Pici and Oxtail Ragu


Ox-Tail Ragu with Pici

I absolutely love cooking ox tail, it’s amazing on its own and even better with pasta. It’s the perfect Sunday meal and the best part is, once you’ve made your sauce, it just cooks itself whilst you nestle into a beer or wine, roll some pici, or preferably both.

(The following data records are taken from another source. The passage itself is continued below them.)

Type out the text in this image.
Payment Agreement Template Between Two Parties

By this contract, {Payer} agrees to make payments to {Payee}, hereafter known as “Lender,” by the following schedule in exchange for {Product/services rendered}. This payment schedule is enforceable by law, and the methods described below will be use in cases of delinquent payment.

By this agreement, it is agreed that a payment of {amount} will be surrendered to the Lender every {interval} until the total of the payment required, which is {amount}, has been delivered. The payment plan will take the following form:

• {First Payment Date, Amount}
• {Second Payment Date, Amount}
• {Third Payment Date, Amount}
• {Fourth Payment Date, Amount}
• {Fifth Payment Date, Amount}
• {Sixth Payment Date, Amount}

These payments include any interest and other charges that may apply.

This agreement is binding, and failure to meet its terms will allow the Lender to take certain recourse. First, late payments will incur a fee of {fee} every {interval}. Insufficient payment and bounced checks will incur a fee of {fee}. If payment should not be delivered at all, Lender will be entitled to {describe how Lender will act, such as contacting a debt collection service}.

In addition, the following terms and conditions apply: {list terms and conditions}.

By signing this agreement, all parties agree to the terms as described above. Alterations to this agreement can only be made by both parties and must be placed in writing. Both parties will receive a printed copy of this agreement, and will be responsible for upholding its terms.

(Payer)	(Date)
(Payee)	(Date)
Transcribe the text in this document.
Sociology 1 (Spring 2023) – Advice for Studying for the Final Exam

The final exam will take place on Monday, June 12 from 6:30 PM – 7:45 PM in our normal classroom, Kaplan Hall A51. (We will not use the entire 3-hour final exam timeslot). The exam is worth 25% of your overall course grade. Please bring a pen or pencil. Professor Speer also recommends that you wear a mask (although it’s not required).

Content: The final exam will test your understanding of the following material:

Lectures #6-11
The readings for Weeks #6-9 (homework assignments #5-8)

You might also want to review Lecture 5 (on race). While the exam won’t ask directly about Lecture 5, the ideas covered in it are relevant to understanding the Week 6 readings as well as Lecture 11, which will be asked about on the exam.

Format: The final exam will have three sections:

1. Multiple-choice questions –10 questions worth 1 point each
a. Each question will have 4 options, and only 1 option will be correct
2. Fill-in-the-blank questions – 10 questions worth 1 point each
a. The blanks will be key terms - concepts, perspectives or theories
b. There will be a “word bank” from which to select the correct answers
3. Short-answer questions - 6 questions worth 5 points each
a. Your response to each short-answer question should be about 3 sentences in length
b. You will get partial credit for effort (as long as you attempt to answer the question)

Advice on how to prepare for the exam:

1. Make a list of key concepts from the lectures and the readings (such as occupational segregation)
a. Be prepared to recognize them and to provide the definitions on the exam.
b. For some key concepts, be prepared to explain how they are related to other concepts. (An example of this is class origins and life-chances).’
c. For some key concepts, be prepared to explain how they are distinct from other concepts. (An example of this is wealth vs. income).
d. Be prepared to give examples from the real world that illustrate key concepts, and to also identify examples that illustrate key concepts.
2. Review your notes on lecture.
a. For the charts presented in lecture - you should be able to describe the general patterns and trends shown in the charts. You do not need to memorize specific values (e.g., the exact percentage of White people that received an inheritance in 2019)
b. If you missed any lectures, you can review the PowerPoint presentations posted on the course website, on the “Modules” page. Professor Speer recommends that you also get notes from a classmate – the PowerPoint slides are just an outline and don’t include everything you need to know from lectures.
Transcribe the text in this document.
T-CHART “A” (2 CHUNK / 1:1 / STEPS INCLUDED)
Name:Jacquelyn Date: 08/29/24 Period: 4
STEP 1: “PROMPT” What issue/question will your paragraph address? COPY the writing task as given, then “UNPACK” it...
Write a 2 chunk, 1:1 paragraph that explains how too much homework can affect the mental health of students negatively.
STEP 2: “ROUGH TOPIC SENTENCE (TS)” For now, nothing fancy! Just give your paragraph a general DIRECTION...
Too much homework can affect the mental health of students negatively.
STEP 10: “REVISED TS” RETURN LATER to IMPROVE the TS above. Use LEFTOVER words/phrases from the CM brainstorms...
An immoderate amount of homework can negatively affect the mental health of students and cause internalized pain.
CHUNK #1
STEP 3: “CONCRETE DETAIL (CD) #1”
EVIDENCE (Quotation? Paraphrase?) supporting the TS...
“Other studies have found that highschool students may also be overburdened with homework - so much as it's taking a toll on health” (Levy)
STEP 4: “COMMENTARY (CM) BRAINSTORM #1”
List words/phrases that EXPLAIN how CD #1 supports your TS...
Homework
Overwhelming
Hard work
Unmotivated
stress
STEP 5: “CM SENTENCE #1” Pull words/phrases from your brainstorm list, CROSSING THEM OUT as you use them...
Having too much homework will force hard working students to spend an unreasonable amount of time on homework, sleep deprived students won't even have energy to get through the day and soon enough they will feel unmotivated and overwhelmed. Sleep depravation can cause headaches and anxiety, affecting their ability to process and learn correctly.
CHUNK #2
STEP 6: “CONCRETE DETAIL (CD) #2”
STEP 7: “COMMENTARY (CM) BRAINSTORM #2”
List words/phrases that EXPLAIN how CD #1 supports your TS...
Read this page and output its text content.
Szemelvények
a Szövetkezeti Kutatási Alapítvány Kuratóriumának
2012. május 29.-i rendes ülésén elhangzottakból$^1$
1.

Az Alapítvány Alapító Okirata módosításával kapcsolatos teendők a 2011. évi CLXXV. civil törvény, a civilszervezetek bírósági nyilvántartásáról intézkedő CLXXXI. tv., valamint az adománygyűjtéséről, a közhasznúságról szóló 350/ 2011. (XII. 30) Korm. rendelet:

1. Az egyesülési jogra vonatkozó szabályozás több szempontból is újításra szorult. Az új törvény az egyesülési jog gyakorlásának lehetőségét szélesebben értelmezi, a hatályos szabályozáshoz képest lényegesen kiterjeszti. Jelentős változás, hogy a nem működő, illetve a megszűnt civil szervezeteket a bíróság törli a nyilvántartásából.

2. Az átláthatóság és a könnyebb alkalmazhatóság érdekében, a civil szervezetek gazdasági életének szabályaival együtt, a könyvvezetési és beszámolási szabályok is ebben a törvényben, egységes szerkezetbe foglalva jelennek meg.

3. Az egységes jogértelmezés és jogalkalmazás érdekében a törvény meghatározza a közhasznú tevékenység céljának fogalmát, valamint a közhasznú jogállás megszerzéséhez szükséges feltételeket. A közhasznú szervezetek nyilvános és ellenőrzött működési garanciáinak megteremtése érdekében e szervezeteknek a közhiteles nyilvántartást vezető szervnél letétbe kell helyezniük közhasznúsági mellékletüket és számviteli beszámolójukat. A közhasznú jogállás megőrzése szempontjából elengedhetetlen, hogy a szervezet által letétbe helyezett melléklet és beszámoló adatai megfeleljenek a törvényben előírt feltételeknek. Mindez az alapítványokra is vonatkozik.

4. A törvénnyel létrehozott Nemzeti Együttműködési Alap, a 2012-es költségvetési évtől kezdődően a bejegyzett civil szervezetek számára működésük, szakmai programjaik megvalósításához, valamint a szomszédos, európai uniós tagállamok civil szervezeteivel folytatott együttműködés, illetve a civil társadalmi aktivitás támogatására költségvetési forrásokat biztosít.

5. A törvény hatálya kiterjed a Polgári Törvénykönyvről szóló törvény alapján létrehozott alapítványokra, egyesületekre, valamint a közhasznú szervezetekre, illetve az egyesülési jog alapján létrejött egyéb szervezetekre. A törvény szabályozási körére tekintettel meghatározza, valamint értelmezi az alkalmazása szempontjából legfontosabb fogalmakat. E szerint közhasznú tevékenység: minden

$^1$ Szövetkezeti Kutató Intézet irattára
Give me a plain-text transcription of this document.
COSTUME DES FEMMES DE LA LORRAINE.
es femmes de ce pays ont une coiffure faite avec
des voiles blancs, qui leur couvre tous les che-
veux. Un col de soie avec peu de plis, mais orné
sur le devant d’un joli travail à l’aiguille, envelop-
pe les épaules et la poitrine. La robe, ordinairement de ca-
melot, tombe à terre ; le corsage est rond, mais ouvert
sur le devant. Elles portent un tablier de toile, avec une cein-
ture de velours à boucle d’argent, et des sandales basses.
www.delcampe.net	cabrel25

Pici is one of my favourite noodles and one of the easiest to make by hand. It’s the perfect first shape for anyone wanting to have a crack at making their own pasta. If you don’t have the time to make your own pici, pick up a packet of good quality rigatoni or pappardelle from your local Harris Farm!


For the ragu:

  • Extra virgin olive oil

  • 1kg oxtail (pre-chopped into large medallions)

  • Sea salt

  • 2 carrots, diced

  • 2 brown onions, diced

  • 3 cloves garlic, smashed, skin removed

  • 3 sticks celery, diced

  • 2 bay leaves

  • ½ a can of beer (ale is best)

  • 1 tin crushed tomatoes

  • 1 bunch flat-leaf parsley, roughly chopped

  • 1 ½ tbsp. unsalted butter

  • Chardonnay vinegar (or other sweet/late harvest vinegar) to taste

  • Freshly cracked pepper
Parmigiano Reggiano – to finish

 For the pasta:

  • 250g semolina

  • 250g “00” flour

  • 240mL water


  1. Pop a heavy based casserole on the stove over high heat and add a good whack of olive oil (around 1 ½ tbsp.). Season your ox-tail with sea salt and start sealing the meat off in the pot. Allow to brown nicely on both sides before removing the meat to a plate.

  2. Keep the pot going, tipping off a bit of the fat if there’s excess, and pop your diced carrots in there. Allow to colour slightly before adding the onions, garlic, celery and bay. Cook on high for a couple of minutes, stirring constantly before adding a good pinch of salt. This will allow the veg to release a bit of juice and deglaze the pan a touch.

  3. Add the half can of beer (the other half is for you), the tomatoes and a cup of water, bring to the boil, add the tail back in, pop a lid on the pot allow to simmer over a very low heat. This will take around 3 hours of slow cooking. Be sure to keep an eye on the liquid levels, the meat should always be just covered so feel free to top up with water if need be.

  4. Whilst the meat is cooking, make your pasta dough!

  5. Mix the two flours in a large bowl, make a little well in the middle and slowly pour the water in whilst mixing with your hands. You can do this in a food processor if you want. It will start a little shaggy but as you mix, it should form a nice smooth dough.

  6. Turn the dough out onto the bench and give it a good knead – around 5-10 minutes should do the trick. Wrap the dough in cling film and allow to rest for at least half an hour on the counter.

  7. Once rested, remove from cling film, cut the dough into quarters, and start to roll into a log. As the log gets longer, cut in half and keep rolling until it’s about as thin and as long as a chopstick. I like my pici on the fatter side but it is really up to you as to how thick or thin you want to make them.

  8. Keep rolling the pici until you have used up your dough, making sure to shake a little semolina on the rolled noodles as you go so, they don’t stick together. You can lay them out on a semolina-dusted tray and gently cover with a tea towel whilst you’re waiting for the ox-tail to cook.

    Fresh rolled pici

  9. After a couple of hours cooking, check your oxtail. It will be cooked when it starts to fall off the bone. If ready, remove from sauce with a slotted spoon and pop onto a plate to rest/cool down a little (about 10 mins).

  10. Take your sauce off the heat. In the meantime, bring a large pot of water to the boil for your pici.

  11. When the meat is cool enough to handle, pick the meat off the bone and add back to the sauce, discard the bones.

  12. When the water is boiling, chuck your pici in and turn your pot of sauce back onto a medium heat. The pici will take around 3 minutes to cook. Using tongs, lift the pasta straight out of the water and drop into the sauce, being sure to take a good whack of the pasta cooking water (about a ladle) with it. Give it a stir, add the parsley, butter, healthy pinch of sea salt and a splash of vinegar (about ½ tbsp.)

    Ox-tail pici

  13. Have a taste, season again with salt if needed and pop into bowls. Finish them off with a solid grating of Parmigiano!